New Delhi is, of course, the city where a passenger was alleged raped by an Uber driver in December. In the aftermath of that incident, the U.S. company has (finally) introduced stricter background checks for drivers, and added an in-app panic button and location/journey sharing features — this coming-together is another effort to improve safety in the Indian city, the company said.
Safetipin’s mobile app is essentially a guide to the safety of cities and locations across the world. It includes a ‘safety score’ for towns and cities created by the service’s nine-point audit — which covers the lighting, openness, visibility, security, walk path, crowd and gender diversity and density of each location. That’s supplemented by data from users, who can upload photos and details of flashpoints and incidents at places they visit.
Uber said it will “advance the contribution to Safetipin’s data collection efforts” by allocating partner drivers within its fleet who will effectively be Safetipin data gathers for a five-month test period that begins February 25. More precisely, selected drivers — who will be specifically trained — will use exterior-mounted camera phones to snap night-time photos from a range of locations at regular intervals — the photos will then be tagged and analyzed using Safetipin’s nine-point system.
As well as helping to cover new areas, Uber said the collaboration will enable the companies to re-assess locations to measure potential improvements. The city government and planners are also onboard with these efforts, Uber said.

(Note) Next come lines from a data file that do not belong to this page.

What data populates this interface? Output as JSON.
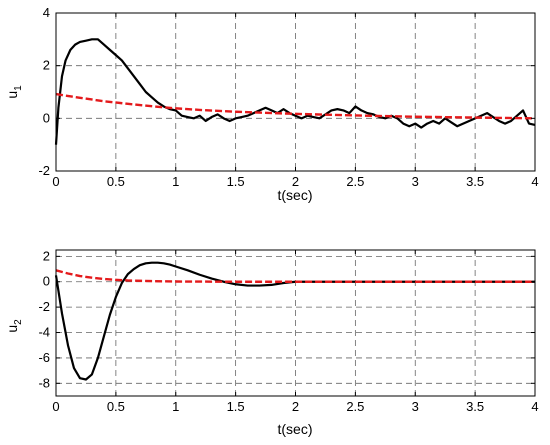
{
  "chart_data": [
    {
      "type": "line",
      "ylabel": "u",
      "ylabel_subscript": "1",
      "xlabel": "t(sec)",
      "xlim": [
        0,
        4
      ],
      "ylim": [
        -2,
        4
      ],
      "xticks": [
        0,
        0.5,
        1,
        1.5,
        2,
        2.5,
        3,
        3.5,
        4
      ],
      "yticks": [
        -2,
        0,
        2,
        4
      ],
      "xtick_labels": [
        "0",
        "0.5",
        "1",
        "1.5",
        "2",
        "2.5",
        "3",
        "3.5",
        "4"
      ],
      "ytick_labels": [
        "-2",
        "0",
        "2",
        "4"
      ],
      "grid": true,
      "series": [
        {
          "color": "#000000",
          "style": "solid",
          "x": [
            0,
            0.02,
            0.05,
            0.08,
            0.12,
            0.16,
            0.2,
            0.25,
            0.3,
            0.35,
            0.4,
            0.45,
            0.5,
            0.55,
            0.6,
            0.65,
            0.7,
            0.75,
            0.8,
            0.85,
            0.9,
            0.95,
            1.0,
            1.05,
            1.1,
            1.15,
            1.2,
            1.25,
            1.3,
            1.35,
            1.4,
            1.45,
            1.5,
            1.55,
            1.6,
            1.65,
            1.7,
            1.75,
            1.8,
            1.85,
            1.9,
            1.95,
            2.0,
            2.05,
            2.1,
            2.15,
            2.2,
            2.25,
            2.3,
            2.35,
            2.4,
            2.45,
            2.5,
            2.55,
            2.6,
            2.65,
            2.7,
            2.75,
            2.8,
            2.85,
            2.9,
            2.95,
            3.0,
            3.05,
            3.1,
            3.15,
            3.2,
            3.25,
            3.3,
            3.35,
            3.4,
            3.45,
            3.5,
            3.55,
            3.6,
            3.65,
            3.7,
            3.75,
            3.8,
            3.85,
            3.9,
            3.95,
            4.0
          ],
          "y": [
            -1.0,
            0.4,
            1.6,
            2.2,
            2.6,
            2.8,
            2.9,
            2.95,
            3.0,
            3.0,
            2.8,
            2.6,
            2.4,
            2.2,
            1.9,
            1.6,
            1.3,
            1.0,
            0.8,
            0.6,
            0.45,
            0.35,
            0.3,
            0.1,
            0.05,
            0.0,
            0.1,
            -0.1,
            0.05,
            0.15,
            0.0,
            -0.1,
            0.0,
            0.05,
            0.1,
            0.2,
            0.3,
            0.4,
            0.3,
            0.2,
            0.35,
            0.2,
            0.1,
            0.0,
            0.1,
            0.05,
            0.0,
            0.15,
            0.3,
            0.35,
            0.3,
            0.2,
            0.45,
            0.3,
            0.2,
            0.15,
            0.05,
            0.0,
            0.1,
            0.0,
            -0.2,
            -0.3,
            -0.2,
            -0.35,
            -0.2,
            -0.1,
            -0.2,
            0.0,
            -0.15,
            -0.3,
            -0.2,
            -0.1,
            0.0,
            0.1,
            0.2,
            0.05,
            -0.1,
            -0.2,
            -0.1,
            0.1,
            0.3,
            -0.2,
            -0.25
          ]
        },
        {
          "color": "#e41a1c",
          "style": "dashed",
          "x": [
            0,
            0.2,
            0.4,
            0.6,
            0.8,
            1.0,
            1.2,
            1.5,
            2.0,
            2.5,
            3.0,
            3.5,
            4.0
          ],
          "y": [
            0.92,
            0.78,
            0.65,
            0.55,
            0.46,
            0.38,
            0.32,
            0.25,
            0.17,
            0.11,
            0.06,
            0.03,
            0.0
          ]
        }
      ]
    },
    {
      "type": "line",
      "ylabel": "u",
      "ylabel_subscript": "2",
      "xlabel": "t(sec)",
      "xlim": [
        0,
        4
      ],
      "ylim": [
        -9,
        2.5
      ],
      "xticks": [
        0,
        0.5,
        1,
        1.5,
        2,
        2.5,
        3,
        3.5,
        4
      ],
      "yticks": [
        -8,
        -6,
        -4,
        -2,
        0,
        2
      ],
      "xtick_labels": [
        "0",
        "0.5",
        "1",
        "1.5",
        "2",
        "2.5",
        "3",
        "3.5",
        "4"
      ],
      "ytick_labels": [
        "-8",
        "-6",
        "-4",
        "-2",
        "0",
        "2"
      ],
      "grid": true,
      "series": [
        {
          "color": "#000000",
          "style": "solid",
          "x": [
            0,
            0.05,
            0.1,
            0.15,
            0.2,
            0.25,
            0.3,
            0.35,
            0.4,
            0.45,
            0.5,
            0.55,
            0.6,
            0.65,
            0.7,
            0.75,
            0.8,
            0.85,
            0.9,
            0.95,
            1.0,
            1.1,
            1.2,
            1.3,
            1.4,
            1.5,
            1.6,
            1.7,
            1.8,
            1.9,
            2.0,
            2.5,
            3.0,
            3.5,
            4.0
          ],
          "y": [
            0.5,
            -2.5,
            -5.0,
            -6.8,
            -7.6,
            -7.7,
            -7.3,
            -6.0,
            -4.3,
            -2.6,
            -1.2,
            -0.1,
            0.6,
            1.0,
            1.3,
            1.45,
            1.5,
            1.5,
            1.45,
            1.35,
            1.2,
            0.9,
            0.55,
            0.25,
            0.0,
            -0.2,
            -0.3,
            -0.3,
            -0.25,
            -0.1,
            0.0,
            0.0,
            0.0,
            0.0,
            0.0
          ]
        },
        {
          "color": "#e41a1c",
          "style": "dashed",
          "x": [
            0,
            0.1,
            0.2,
            0.3,
            0.4,
            0.5,
            0.6,
            0.8,
            1.0,
            1.5,
            2.0,
            3.0,
            4.0
          ],
          "y": [
            0.9,
            0.65,
            0.45,
            0.32,
            0.22,
            0.15,
            0.1,
            0.05,
            0.02,
            0.0,
            0.0,
            0.0,
            0.0
          ]
        }
      ]
    }
  ]
}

The partnership is starting in India, but Uber plans to tap into its global network to extend it to other parts of the world.
“The initiative will be rolled out across other global markets in the coming months, including Bogotá, Colombia and Nairobi, Kenya with the aim to cover approximately 20,000 km of city roads and areas,” the company said in an announcement.
It is easy to be cynical and call this partnership a marketing ploy post-New Delhi rape. In fact, Uber’s failure to adequately cover safety issues before that incident practically invites that approach. But it is an interesting thought that Uber’s global logistics network could be used to help non-profits or ‘good causes’ across the world in the future.
That global footprint has always been viewed as an opportunity to expand Uber’s breadth of services, and that’s doubtless still true, but the company could also use its international reach to do good. We’ll see if that’s part of the ‘new’ Uber’s strategy, and just how sincere that it is, over time.